4.   «Beati quei servi che il padrone al suo ritorno troverà ancora svegli» (Lc 12,37)

 

      L’evangelista Luca ci ha annunciato oggi una beatitudine di Gesù: «Beati quei servi che il padrone al suo ritorno troverà ancora svegli; in verità vi dico, si cingerà le sue vesti, li farà mettere a tavola e passerà a servirli» (Lc 12,37). La vita umana ha senso se viene compresa come il tempo della responsabilità, tempo donato e da accogliere come tale nel prendersi positivamente cura di sé e degli altri, prima che il padrone torni.
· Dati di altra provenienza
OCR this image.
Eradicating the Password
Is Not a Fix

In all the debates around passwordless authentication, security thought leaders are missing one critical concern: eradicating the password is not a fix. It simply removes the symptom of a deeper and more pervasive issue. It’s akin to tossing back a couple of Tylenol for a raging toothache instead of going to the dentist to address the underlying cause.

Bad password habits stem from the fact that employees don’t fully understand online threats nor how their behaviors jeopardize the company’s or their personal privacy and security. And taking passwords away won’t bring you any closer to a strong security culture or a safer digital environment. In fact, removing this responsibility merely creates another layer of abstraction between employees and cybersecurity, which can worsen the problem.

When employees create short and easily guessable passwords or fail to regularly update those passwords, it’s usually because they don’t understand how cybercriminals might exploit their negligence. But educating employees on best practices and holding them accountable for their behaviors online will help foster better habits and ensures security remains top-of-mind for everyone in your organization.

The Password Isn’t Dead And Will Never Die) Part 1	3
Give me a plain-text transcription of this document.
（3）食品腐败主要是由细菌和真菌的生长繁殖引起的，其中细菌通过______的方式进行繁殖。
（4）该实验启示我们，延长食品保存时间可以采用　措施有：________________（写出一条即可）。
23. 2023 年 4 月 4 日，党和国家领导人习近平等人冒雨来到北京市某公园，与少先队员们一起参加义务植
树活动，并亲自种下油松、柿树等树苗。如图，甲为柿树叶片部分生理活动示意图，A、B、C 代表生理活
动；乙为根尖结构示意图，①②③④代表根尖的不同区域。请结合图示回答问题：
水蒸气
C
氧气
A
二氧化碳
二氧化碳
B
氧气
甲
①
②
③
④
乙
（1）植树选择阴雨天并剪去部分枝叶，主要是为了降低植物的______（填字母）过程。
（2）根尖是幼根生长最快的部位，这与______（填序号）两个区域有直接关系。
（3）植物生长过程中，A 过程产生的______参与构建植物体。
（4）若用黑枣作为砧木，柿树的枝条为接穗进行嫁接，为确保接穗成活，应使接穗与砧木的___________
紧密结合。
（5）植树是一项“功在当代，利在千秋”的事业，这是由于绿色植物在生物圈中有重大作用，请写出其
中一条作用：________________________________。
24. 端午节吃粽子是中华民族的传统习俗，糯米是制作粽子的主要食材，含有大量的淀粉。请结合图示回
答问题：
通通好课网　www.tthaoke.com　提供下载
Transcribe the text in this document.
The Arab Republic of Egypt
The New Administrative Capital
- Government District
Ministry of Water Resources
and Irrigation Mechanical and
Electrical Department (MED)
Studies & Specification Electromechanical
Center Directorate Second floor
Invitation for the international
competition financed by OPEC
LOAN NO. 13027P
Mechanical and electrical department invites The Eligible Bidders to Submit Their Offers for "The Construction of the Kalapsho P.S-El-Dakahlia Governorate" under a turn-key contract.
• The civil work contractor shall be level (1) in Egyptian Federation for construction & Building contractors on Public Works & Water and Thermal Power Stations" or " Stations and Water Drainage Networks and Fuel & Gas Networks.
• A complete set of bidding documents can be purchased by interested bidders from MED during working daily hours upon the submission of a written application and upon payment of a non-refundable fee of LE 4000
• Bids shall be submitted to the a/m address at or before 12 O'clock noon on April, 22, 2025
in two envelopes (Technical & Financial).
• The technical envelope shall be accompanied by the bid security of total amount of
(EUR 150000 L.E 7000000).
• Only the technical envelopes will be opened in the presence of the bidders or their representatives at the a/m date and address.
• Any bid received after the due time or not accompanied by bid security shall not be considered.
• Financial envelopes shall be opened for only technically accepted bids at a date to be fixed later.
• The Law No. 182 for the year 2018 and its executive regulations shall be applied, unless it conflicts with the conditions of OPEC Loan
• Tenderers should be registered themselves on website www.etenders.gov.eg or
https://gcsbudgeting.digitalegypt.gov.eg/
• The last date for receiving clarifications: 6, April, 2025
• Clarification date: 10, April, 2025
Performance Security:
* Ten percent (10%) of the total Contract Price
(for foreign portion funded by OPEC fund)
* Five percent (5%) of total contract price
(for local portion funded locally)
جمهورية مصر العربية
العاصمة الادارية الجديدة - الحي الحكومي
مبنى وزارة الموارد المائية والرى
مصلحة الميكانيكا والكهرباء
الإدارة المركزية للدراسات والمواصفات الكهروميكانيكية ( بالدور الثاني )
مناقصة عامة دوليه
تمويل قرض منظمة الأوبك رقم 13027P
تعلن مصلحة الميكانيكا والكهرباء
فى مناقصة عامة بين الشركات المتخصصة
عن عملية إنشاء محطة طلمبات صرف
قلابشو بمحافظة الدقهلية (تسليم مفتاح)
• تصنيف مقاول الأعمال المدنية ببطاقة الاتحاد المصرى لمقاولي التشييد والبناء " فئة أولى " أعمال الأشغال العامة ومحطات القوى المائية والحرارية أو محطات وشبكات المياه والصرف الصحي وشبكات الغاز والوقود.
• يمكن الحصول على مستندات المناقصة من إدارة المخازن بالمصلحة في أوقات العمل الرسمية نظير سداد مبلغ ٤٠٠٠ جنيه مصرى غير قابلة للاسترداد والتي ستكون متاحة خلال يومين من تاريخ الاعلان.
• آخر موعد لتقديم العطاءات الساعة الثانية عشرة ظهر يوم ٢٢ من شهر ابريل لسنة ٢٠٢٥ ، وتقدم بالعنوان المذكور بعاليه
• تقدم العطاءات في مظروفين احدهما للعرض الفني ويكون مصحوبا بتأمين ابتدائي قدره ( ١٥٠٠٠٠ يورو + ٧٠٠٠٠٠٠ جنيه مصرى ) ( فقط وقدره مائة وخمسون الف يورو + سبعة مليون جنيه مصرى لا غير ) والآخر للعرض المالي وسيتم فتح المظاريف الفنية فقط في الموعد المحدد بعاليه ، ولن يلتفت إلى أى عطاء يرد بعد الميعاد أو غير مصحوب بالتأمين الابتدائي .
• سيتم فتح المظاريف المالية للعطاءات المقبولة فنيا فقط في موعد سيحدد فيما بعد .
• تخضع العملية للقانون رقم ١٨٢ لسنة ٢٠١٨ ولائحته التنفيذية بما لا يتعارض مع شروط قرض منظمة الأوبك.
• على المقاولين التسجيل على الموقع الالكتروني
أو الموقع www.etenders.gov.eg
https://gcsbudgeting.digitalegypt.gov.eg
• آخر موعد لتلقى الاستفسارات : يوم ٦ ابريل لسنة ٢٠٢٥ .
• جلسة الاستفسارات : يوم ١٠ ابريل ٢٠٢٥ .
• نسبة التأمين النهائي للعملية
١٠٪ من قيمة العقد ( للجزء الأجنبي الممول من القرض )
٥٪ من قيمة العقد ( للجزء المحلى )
      Don Piergiorgio ha chiesto al Signore di non chiamarlo all’improvviso, ma di lasciargli il tempo per prepararsi all’incontro gioioso con Lui. Il Signore lo ha accontentato: nelle ultime ore si è preparato all’incontro con il «Signore che viene» con la confessione ed ha ricevuto il dono dell’unzione degli infermi. Il Signore Gesù, giungendo «prima dell’alba» (Lc 12,38), lo ha trovato come un servo fedele e vigilante e lo ha posto alla tavola del suo Regno, si è fatto suo servitore e lo ha onorato come un ospite stimato ed amato.

      Carissimo don Piergiorgio, nel salutarti ci rimangono nel cuore queste parole che abbiamo trovato tra le tue carte: «Gesù ci insegna a gestire il distacco dalla persona che sale al cielo, continuando a mantenere la comunione spirituale. Dopo quello che si è vissuto assieme, rimane da vivere una missione, fatta di opere, ma soprattutto di sostegno dall’alto. La vita è una vocazione che inizia sulla terra e finisce in cielo».